In Ramesses III: The Life and Times of Egypt's Last Hero, Chair of the Department of Classical & Near Eastern Languages & Civilizations Eric Cline reflects on the flourishing reign of the former King of Egypt, Ramesses III. Cline examines the life, work, and world of one of Egypt's most influential rulers, focusing both on his regime and its lasting impact on the study of the political and cultural history of ancient Egypt.
Women's History for Beginners, co-authored by Adjunct Professor of Women's Studies Bonnie Morris, explores the role of women in the progression of world history and culture. Morris challenges the reader to consider the importance of women's history, as it is often omitted from or glossed over by history textbooks.
In Essentials of Health, Culture, and Diversity (Essential Public Health), Associate Professor of Prevention and Community Health and International Affairs Mark Edberg examine the relationship between culture and health issues. Through research and theoretical methods, Edberg demonstrates how public health efforts can benefit from understanding and collaborating with cultural methods.
In Comparative Anatomy and Phylogeny of Primate Muscles and Human Evolution, Professor of Human Origins and Human Evolution Anatomy Bernard Wood argues that human and social evolution should play a major role in systematics. He provides a comprehensive summary and analysis of the comparative anatomy and evolution of the head, neck, pectoral and upper limb muscles of primates.

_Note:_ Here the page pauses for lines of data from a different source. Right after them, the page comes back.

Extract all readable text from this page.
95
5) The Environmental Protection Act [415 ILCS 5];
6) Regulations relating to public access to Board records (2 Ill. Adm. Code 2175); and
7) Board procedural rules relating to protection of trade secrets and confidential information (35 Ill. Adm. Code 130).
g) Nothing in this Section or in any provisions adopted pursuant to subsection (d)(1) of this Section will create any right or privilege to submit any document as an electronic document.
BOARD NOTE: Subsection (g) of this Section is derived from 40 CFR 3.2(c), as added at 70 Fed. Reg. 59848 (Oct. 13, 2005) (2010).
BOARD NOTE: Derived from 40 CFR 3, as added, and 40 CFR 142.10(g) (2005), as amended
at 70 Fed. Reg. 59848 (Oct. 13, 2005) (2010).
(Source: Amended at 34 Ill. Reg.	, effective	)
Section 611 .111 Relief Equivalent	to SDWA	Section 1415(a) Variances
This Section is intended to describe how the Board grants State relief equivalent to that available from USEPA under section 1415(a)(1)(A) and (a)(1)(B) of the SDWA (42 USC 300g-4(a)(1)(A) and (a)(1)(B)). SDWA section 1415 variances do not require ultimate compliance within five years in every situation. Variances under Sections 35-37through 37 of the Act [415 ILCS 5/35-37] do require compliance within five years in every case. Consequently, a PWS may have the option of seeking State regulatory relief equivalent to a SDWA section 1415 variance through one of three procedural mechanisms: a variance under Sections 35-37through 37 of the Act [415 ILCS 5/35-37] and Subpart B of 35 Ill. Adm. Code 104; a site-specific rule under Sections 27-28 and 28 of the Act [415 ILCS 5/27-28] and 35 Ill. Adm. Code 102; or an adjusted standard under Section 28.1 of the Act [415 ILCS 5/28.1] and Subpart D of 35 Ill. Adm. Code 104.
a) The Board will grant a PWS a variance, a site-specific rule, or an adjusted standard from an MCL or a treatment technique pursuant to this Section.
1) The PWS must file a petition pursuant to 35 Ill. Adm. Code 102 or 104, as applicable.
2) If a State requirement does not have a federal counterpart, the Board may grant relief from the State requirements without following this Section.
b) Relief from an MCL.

Professorial Lecturer in Sociology Daniel Marschall provides an absorbing ethnography that sheds light on the nature of the computer technology industry marked by highly skilled jobs and rapid technological change. He chronicles employee experiences, examining how they characterize their occupational culture, share values and work practices, and help one another within their community.
Sex and Disability, edited by the Chair of the Dept of English Robert McRuer, considers the ways in which sex and disability overlap, and how disabled people negotiate sexuality in the world today. In a collection of essays, contributors challenge cultural conceptions of disability, along with queer and disability studies.
Foundations for the Future: The Fundraising Role of Foundation Boards at Public Colleges and Universities
Professor of Nonprofit Management Michael Worth draws on the findings of a recent Association of Governing Boards survey of public college and university affiliated foundation board members and executives to provide a thorough summary of the role of fundraising in college and university foundation boards and discusses ways they contribute to successful development programs.
Associate Professor Eric H. Cline, Chair of the Department of Classical and Near Eastern Languages and Civilizations authored the new definitive volume Oxford Handbook of the Bronze Age Aegean. This book provides a detailed survey of the Bronze Age and the civilizations that flourished during that period.